According to Dr Nissen, ezetimibe "badly failed" the few surrogate outcome studies completed to date. The ENHANCE trial, he recalled, showed a 50 mg/dL greater reduction in LDL-C with simvastatin 80 mg plus ezetimibe 10 mg vs simvastatin 80 mg alone, but no difference in CIMT change. There was even a slight trend toward CIMT progression in the simvastatin plus ezetimibe group. The suggestion that because patients were pretreated with statins, there was too little plaque to observe a differential effect was "nonsense," he said, pointing out that in a similar population in the ASAP trial, a difference of 36 mg/dL in LDL-C lowering was associated with a mean CIMT regression of 0.31 mm.
Dr Brown agreed that ENHANCE was carried out in the wrong population. He noted that many of the patients had been in previous trials for years and had only stopped lipid-lowering therapy for 6 weeks prior to the active phase of ENHANCE, suggesting that they should have had no CIMT to lower.
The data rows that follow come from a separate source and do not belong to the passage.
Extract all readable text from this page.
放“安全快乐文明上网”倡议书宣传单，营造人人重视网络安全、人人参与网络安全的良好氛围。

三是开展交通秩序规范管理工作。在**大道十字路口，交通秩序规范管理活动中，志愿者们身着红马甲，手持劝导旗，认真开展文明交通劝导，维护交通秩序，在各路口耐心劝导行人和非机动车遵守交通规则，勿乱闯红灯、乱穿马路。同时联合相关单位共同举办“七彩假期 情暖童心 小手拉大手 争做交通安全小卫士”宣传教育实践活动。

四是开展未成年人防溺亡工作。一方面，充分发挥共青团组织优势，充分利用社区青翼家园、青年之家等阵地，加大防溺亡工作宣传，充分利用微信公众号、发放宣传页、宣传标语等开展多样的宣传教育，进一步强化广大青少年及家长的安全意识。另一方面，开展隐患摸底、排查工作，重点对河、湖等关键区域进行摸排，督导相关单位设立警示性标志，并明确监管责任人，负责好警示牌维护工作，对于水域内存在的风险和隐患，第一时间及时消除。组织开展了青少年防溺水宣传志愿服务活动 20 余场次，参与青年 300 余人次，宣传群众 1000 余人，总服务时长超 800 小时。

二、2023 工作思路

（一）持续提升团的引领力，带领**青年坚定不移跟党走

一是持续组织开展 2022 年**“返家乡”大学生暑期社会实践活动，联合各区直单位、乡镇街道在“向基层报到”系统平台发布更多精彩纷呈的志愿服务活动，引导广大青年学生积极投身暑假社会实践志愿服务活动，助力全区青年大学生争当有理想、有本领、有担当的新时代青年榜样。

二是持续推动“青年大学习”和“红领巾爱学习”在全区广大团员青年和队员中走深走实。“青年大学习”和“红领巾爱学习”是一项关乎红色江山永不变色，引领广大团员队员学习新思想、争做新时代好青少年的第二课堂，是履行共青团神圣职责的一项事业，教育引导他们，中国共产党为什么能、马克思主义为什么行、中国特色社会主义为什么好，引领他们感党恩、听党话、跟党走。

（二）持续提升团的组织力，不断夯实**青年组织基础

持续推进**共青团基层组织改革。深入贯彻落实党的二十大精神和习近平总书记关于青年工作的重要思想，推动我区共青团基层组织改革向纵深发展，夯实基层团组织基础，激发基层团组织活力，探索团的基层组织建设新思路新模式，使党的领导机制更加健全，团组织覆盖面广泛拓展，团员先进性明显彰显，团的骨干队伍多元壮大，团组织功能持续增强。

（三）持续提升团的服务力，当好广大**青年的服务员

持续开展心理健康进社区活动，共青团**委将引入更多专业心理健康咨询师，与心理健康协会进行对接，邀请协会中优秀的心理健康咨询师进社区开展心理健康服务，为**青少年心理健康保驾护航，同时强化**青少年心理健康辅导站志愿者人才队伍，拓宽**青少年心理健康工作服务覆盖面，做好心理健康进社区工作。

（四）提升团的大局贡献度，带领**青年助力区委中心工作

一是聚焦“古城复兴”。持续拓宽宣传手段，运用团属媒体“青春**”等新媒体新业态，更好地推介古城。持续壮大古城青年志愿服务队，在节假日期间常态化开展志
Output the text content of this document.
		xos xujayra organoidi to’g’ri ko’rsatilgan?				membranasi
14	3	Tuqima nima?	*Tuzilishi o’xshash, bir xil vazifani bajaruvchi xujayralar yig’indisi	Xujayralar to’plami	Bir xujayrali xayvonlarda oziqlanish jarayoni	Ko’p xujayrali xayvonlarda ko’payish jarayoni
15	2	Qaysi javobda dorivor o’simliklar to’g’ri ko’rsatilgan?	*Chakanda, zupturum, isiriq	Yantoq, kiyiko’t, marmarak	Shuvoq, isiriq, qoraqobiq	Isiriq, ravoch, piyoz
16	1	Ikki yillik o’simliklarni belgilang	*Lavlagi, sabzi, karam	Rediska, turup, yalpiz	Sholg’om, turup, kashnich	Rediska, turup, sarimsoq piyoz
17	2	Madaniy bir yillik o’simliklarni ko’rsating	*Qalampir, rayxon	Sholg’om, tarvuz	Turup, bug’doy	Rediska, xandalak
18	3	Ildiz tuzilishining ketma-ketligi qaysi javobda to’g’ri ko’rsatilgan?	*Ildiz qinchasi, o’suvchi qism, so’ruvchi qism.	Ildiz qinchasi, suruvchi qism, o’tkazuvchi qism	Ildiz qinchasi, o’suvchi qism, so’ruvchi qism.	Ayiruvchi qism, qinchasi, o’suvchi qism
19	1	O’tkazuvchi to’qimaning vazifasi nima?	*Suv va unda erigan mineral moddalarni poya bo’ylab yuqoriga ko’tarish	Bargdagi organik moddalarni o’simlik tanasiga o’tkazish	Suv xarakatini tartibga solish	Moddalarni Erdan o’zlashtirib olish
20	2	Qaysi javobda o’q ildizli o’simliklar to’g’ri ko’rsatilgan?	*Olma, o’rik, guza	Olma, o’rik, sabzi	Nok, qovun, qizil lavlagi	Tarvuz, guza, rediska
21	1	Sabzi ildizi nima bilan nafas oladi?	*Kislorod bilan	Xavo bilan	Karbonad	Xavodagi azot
Looking at the same data from ASAP as Dr Nissen, however, he pointed out that all the effect on CIMT was seen in the first year of treatment, which was consistent with the observation that nothing happened in the ENHANCE patients.
According to Dr Nissen, ARBITER 6-HALTS was "equally disturbing, showing a "troubling" decrease in HDL-C and no real change in CIMT with ezetimibe. Again, Dr Brown doubted that the trial was carried out in an appropriate population, since the patients in this trial were at their LDL-C and non-HDL goals at baseline and he would not have chosen ezetimibe for this particular population. He also noted that because the trial was stopped early, some patients (40 on ezetimibe and 35 on niacin) who were still in the study were not analyzed because they had not reached the pre-specified 14-month observation point.
Both presenters noted that there are 2 large trials, SHARP and IMPROVE-IT, underway to examine the effectiveness of ezetimibe in CAD prevention, but neither Dr Nissen nor Dr Brown believes that these are the best trials to answer outstanding questions about ezetimibe. Dr Nissen said he believes that IMPROVE-IT will fail. Dr Brown maintains that a different trial is needed, which he believes would be successful, based on evidence with ezetimibe to date.
Also...
Dr Steven Nissen (Cleveland Clinic, OH), also commenting on the results for heartwire, called ARBITER 6-HALTS a classic "comparative-effectiveness" study and said there have been calls in the US legislature for such trials for the past few years.
"Now, here it is," he said. "Niacin is a 50-year-old drug, and you can buy it over the counter at your local pharmacy. When you have an inexpensive therapy like this—there are issues about being able to tolerate high-dose niacin, but if you get patients to tolerate it—niacin looks to be a better strategy."
www.theheart.org/article/1022265.do
Notably, Nissen touts he results of the first small study as a great example of comparative effectiveness research. Ironically, he's right. Small studies using surrogate measures (most notably the use of ultra-sound to measure thickening of arterial walls, a technique 'invented' and peddled by Nissen) often surprise. But CER community and it's "stakeholders" had all but hailed the ARBITER study as conclusive.
Not that Nissen hasn't engaged in fearmongering based on small studies, meta-analysis, etc only to be rebuked by science. His meta-analysis of CV risk associated with Avandia was undermined by an FDA analysis and the ACCORD study. (Sadly, he was successful in virtually killing off the drug.)